Oil Holds Near Three-Month Low as Iran Supply Outlook Weighs
Oil prices held near a three-month low as markets assessed whether a US-Iran agreement to reopen the Strait of Hormuz could bring additional supply back into the global market. West Texas Intermediate traded below $77 a barrel after falling 16% over four sessions, marking its longest losing streak this year. Brent closed near $79 a barrel.
The interim agreement, scheduled to be signed on Friday, offers Iran broad financial incentives, including the right to immediately sell its oil. That prospect has pressured prices as traders begin to price in the potential return of Iranian exports and a recovery in energy flows through the Hormuz chokepoint.
Crude has fallen sharply in recent weeks as efforts to end the war between Washington and Tehran raised expectations that tightness in global energy markets could ease. Still, producers, shipping companies, and traders are weighing whether the deal will prove durable and how quickly vessel traffic through Hormuz can return to normal.
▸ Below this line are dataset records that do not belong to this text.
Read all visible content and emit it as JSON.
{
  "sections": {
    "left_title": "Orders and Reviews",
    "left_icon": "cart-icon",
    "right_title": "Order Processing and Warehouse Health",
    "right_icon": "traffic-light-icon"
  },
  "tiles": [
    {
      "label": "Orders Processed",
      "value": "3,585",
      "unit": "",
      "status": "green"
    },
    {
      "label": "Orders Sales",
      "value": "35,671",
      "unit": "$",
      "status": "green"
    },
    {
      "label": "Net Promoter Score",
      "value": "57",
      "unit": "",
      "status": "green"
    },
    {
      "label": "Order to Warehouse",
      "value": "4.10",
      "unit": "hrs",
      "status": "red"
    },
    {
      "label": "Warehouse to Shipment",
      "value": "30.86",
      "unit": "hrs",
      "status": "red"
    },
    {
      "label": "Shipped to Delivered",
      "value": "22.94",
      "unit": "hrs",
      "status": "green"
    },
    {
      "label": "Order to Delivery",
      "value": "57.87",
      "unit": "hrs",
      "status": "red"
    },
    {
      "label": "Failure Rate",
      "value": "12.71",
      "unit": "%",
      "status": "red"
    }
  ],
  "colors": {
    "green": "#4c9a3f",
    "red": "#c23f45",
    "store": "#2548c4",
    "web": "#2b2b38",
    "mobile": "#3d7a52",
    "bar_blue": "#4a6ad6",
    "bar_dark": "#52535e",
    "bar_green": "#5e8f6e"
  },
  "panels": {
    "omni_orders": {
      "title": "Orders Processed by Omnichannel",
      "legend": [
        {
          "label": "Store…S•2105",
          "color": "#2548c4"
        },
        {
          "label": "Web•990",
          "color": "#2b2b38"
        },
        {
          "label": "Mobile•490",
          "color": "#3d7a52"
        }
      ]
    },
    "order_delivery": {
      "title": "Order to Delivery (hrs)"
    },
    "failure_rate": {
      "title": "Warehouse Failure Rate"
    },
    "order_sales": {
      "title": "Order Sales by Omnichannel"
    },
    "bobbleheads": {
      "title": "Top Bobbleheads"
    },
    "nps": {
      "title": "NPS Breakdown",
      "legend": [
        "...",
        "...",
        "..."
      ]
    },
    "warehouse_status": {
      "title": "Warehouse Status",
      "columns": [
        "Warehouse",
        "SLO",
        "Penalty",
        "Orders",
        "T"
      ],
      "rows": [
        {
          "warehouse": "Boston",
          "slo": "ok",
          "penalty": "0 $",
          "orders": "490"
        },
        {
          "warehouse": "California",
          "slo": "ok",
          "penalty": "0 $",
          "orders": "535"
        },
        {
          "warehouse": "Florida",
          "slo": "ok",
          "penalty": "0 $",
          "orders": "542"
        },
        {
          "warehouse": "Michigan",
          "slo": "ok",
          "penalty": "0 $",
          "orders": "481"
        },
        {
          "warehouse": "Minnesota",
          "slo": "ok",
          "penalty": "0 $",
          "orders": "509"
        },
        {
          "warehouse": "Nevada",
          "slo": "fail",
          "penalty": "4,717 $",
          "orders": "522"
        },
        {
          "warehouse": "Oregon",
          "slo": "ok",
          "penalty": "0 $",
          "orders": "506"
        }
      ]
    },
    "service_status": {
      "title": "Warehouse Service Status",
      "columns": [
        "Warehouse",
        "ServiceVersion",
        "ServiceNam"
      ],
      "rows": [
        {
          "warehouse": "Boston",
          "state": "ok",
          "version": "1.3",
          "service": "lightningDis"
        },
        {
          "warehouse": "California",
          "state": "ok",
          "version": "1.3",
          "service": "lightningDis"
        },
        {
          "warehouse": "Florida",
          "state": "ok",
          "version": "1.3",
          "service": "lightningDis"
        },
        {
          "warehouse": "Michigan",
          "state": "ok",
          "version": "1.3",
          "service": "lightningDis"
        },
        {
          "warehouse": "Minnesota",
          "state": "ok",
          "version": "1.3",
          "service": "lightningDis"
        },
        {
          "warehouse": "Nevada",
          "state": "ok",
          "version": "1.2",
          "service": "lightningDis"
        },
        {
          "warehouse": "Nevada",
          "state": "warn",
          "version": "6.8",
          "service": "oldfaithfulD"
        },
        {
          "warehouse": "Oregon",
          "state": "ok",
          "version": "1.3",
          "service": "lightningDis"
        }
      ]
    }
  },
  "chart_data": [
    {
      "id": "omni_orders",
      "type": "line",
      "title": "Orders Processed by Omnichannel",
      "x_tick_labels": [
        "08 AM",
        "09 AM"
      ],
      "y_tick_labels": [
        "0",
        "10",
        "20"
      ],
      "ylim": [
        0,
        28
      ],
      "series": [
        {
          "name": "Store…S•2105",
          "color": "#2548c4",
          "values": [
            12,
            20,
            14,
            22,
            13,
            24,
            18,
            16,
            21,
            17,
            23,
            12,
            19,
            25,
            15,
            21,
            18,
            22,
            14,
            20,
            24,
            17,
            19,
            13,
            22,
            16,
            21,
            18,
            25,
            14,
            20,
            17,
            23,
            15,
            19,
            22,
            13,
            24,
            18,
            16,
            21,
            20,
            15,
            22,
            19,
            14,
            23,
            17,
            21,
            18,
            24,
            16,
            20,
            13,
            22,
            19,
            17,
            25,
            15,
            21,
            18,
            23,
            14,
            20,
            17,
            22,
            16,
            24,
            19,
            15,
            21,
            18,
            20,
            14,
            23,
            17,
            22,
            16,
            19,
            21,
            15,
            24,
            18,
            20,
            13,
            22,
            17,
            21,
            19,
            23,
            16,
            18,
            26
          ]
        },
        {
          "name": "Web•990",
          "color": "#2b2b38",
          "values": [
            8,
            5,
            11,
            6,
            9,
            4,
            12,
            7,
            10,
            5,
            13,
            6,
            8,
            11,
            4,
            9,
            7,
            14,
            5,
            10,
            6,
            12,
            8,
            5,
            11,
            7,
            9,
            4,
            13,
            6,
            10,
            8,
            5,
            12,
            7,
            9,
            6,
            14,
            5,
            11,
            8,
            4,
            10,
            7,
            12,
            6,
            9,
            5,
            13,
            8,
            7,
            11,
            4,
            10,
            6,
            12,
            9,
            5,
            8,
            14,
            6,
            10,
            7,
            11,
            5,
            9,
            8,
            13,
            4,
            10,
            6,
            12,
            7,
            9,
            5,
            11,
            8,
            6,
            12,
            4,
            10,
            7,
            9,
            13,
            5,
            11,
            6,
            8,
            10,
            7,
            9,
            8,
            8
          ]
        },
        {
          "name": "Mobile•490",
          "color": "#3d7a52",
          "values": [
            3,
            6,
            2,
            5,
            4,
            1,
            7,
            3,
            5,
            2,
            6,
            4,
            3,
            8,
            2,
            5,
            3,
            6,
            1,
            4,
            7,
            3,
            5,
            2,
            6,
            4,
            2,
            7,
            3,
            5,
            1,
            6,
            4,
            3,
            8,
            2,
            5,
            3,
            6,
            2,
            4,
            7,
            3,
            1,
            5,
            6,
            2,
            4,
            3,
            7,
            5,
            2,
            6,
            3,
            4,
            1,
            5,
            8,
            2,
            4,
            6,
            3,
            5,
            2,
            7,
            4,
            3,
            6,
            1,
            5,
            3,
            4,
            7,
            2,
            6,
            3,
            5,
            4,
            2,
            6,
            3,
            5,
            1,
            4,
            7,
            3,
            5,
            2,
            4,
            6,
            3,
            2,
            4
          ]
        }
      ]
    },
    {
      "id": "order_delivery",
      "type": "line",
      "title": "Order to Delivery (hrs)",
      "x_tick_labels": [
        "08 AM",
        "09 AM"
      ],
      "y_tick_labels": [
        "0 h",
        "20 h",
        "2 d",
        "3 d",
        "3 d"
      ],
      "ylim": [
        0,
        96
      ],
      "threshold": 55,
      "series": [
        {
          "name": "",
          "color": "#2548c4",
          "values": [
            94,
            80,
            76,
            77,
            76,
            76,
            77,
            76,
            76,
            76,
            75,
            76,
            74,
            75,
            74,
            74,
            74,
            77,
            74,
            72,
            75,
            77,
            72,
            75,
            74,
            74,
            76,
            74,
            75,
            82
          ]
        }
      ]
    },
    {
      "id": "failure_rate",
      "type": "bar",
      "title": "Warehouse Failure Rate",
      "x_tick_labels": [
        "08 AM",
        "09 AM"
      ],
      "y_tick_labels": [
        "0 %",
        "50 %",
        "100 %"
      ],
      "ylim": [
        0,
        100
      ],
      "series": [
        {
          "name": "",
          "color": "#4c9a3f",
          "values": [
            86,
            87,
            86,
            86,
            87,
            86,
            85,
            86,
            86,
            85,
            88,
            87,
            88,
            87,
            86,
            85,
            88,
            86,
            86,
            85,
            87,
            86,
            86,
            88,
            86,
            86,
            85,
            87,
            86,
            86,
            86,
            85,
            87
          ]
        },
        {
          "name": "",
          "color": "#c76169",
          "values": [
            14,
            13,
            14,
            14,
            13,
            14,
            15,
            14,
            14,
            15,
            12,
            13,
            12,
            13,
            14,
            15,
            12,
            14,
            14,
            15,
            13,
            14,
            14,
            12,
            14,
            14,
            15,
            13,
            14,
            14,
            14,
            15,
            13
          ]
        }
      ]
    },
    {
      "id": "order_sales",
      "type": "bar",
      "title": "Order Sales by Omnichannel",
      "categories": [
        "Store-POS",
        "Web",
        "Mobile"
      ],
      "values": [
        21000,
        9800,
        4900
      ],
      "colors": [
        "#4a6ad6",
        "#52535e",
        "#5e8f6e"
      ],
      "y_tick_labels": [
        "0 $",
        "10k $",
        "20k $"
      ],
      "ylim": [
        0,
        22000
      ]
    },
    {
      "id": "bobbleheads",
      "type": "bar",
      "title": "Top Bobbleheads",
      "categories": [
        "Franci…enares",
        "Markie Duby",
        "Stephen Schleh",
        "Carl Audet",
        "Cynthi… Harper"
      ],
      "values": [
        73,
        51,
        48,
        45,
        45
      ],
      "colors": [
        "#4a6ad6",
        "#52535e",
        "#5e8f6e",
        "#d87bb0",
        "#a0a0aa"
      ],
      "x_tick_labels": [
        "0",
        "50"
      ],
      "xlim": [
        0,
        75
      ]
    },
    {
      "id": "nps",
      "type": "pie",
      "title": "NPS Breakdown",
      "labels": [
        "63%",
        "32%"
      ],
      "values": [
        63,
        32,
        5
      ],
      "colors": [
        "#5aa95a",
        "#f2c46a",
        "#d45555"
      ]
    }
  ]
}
Dennis Kissler of BOK Financial Securities said most traders still expect US naval operations to provide escorts during the first few weeks, while mine-sweeping vessels are also likely to remain present. That could slow the flow of traffic, even as futures markets increasingly price in the possibility that oil movement will resume.
A 14-point draft memorandum provides the clearest outline so far of the agreement, although technical details are still being finalized and some wording could change. The deal is expected to pave the way for 60 days of talks aimed at formally ending the war and imposing stricter limits on Iran’s nuclear program.
Key points include a requirement for Tehran to ensure the movement of merchant vessels and a US commitment to lift its own blockade of Hormuz. The narrow waterway links the Persian Gulf with the Indian Ocean and, during peacetime, has carried about one-fifth of global oil supply.
Washington is also expected to issue waivers for exports of Iranian crude, petrochemical products, and related derivatives, including associated services such as banking, insurance, and transportation. Fundamentally, these measures could raise supply expectations, reduce the geopolitical risk premium in energy prices, and ease inflation pressure from oil.
Despite expectations of a supply revival, crude inventories are still drawing rapidly. A US industry group estimated that inventories fell by 8.3 million barrels last week, including a large decline at the key Cushing, Oklahoma hub. Official data due later on Wednesday will be closely watched for signals on near-term supply balance.
At 6:47 a.m. Singapore time, WTI for July delivery rose 0.8% to $76.65 a barrel. Brent for August settlement had closed 5.1% lower at $78.96 a barrel on Tuesday. Market focus now turns to Friday’s signing, the mechanism for reopening Hormuz, the pace of Iran’s export recovery, and official US inventory data.